City planning for ‘conservative,’ 'flat' fiscal year 2020 budget

David Floyd • May 22, 2019 at 8:26 PM

As Johnson City deals with slow growth, Mayor Jenny Brock doesn’t anticipate the city’s fiscal year 2020 budget will be significantly different from fiscal year 2019.

“We don’t have any big, huge, new things that we’re trying to fund,” Brock said. “It’s really a rather flat budget.”

Although she anticipates the budget will be fairly conservative, accounting for a 0.6 percent growth in city revenues, Brock said the city wants to continue to invest in infrastructure that can continue to promote growth. “We have to be very conservative,” Brock said, “but we have to be wise in investing in things that we know can really stimulate our local economy.”

City Manager Pete Peterson said his proposed budget doesn’t contain a tax increase and accounts for a modest growth in city revenues. But, he noted that the city is still early in the planning process and that aspects will likely change between now and when commissioners conduct their final reading of the budget on June 20. “This thing is going to move a lot in the next 10 days,” Peterson said on Tuesday.

Over the last few weeks, commissioners have been hearing financial presentations from individual departments and will start refining specific elements of the budget on June 3. The commission will then need to approve the budget on three readings, the first on June 6, the second during a special called meeting on June 13 and the third on June 20.

Peterson said one factor contributing to the lower than typical increase in city revenue could be the stagnation in the city’s population growth, a problem that’s impacting governments throughout the region. Washington County, he said, is the only county in Upper East Tennessee that has experienced recent growth in its population.

“If everybody up here is losing population with the exception of us,” he said. “That means there’s less people available to come in and spend money on a regular basis, so it becomes more important to attract tourists.”

A low unemployment rate, which makes it difficult for employers to fill vacant positions, and an increase in online retail sales could also be contributing to the dip in revenue growth, he said. “It’s not enough to get exceptionally alarmed or concerned,” Peterson said, “but it is something we’re taking the time now to do deeper and further analysis of what aspects of our revenues are growing and what aspects are not growing.”

Although commissioners are still early in the planning process, there are tangible allocations that are beginning to take shape.

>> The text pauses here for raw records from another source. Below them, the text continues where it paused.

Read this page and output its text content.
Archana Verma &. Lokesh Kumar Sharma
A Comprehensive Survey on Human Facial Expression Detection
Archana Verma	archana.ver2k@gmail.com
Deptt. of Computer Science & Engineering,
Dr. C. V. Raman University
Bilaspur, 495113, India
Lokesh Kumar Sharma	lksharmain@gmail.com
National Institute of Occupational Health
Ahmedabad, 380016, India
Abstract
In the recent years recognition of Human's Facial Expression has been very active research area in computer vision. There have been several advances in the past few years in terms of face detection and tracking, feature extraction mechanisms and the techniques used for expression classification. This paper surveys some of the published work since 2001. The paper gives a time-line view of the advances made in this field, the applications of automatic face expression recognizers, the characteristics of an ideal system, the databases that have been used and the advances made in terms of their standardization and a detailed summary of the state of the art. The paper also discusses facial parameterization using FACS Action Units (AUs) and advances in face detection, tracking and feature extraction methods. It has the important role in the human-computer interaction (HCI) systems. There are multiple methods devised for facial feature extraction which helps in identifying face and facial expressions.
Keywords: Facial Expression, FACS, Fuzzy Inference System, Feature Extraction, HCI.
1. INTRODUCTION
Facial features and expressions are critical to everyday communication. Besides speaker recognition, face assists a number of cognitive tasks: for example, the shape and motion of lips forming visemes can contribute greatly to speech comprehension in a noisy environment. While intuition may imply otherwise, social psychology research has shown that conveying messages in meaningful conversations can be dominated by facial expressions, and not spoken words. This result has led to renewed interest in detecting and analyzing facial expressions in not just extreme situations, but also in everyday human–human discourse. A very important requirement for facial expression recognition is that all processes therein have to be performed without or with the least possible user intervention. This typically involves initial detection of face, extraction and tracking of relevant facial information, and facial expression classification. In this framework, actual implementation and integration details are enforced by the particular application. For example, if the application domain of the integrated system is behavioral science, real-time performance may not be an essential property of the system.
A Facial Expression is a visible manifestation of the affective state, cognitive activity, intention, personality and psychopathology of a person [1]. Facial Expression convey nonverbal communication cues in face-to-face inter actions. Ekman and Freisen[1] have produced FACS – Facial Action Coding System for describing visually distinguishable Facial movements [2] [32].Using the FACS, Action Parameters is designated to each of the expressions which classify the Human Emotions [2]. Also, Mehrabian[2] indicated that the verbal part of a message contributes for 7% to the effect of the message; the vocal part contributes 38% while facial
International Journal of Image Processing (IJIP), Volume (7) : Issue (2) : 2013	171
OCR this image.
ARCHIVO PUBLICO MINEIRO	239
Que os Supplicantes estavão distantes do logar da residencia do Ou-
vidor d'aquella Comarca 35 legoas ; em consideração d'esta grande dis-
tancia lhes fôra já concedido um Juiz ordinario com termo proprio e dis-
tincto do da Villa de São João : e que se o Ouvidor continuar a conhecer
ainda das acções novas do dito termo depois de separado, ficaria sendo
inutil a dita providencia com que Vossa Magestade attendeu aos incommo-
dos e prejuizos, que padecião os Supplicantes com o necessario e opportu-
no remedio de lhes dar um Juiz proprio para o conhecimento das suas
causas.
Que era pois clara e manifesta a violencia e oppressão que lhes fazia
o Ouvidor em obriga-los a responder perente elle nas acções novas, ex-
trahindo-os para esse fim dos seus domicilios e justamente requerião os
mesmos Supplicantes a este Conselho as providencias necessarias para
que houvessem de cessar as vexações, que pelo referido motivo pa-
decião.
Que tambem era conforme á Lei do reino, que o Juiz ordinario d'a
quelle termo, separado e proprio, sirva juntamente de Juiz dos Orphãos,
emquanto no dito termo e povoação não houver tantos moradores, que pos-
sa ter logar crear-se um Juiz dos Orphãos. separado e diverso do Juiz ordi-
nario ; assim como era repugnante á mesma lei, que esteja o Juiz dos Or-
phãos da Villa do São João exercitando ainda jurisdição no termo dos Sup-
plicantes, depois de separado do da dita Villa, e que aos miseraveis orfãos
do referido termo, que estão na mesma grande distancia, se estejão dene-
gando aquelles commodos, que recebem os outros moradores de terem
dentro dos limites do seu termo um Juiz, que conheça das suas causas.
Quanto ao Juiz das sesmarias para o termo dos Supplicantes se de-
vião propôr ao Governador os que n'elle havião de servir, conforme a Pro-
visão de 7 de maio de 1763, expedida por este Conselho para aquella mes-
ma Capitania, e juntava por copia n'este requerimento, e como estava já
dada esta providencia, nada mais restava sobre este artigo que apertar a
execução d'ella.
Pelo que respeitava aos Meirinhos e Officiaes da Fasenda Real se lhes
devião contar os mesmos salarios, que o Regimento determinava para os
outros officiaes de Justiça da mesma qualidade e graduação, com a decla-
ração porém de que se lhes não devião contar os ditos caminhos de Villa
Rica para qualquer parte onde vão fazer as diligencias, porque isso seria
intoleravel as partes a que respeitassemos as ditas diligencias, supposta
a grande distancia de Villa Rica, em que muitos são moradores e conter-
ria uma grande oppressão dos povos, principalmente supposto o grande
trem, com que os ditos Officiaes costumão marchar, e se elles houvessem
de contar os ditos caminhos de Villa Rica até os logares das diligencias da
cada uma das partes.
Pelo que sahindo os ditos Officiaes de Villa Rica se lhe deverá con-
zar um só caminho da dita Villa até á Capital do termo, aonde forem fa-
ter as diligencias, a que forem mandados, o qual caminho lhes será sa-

The proposed budget contains a $150,000 increase in funding for street resurfacing, bringing it from $3 million to $3.15 million. Peterson said the city hasn’t raised the amount of funding for resurfacing since the city first allocated that $3 million, which he said means the city has likely lost 12%-15% of its purchasing power over the last few years due to price increases and inflation.

As a precautionary measure, Peterson said the proposed budget also includes funding intended to improve the city’s data security, protecting against risks like ransomware attacks or data breaches. “We feel like we are in a safe environment,” he said, “but the people out there that are stealing that data are advancing their technology on a daily basis.”

Brock said commissioners are also planning on setting aside funding for capital projects in the city, including work on Lark Street, and the schematic design for underground utilities on West Walnut Street.

Although plans are beginning to take shape, Peterson said commissioners are still working out the fine details. “But we’re getting close,” he said.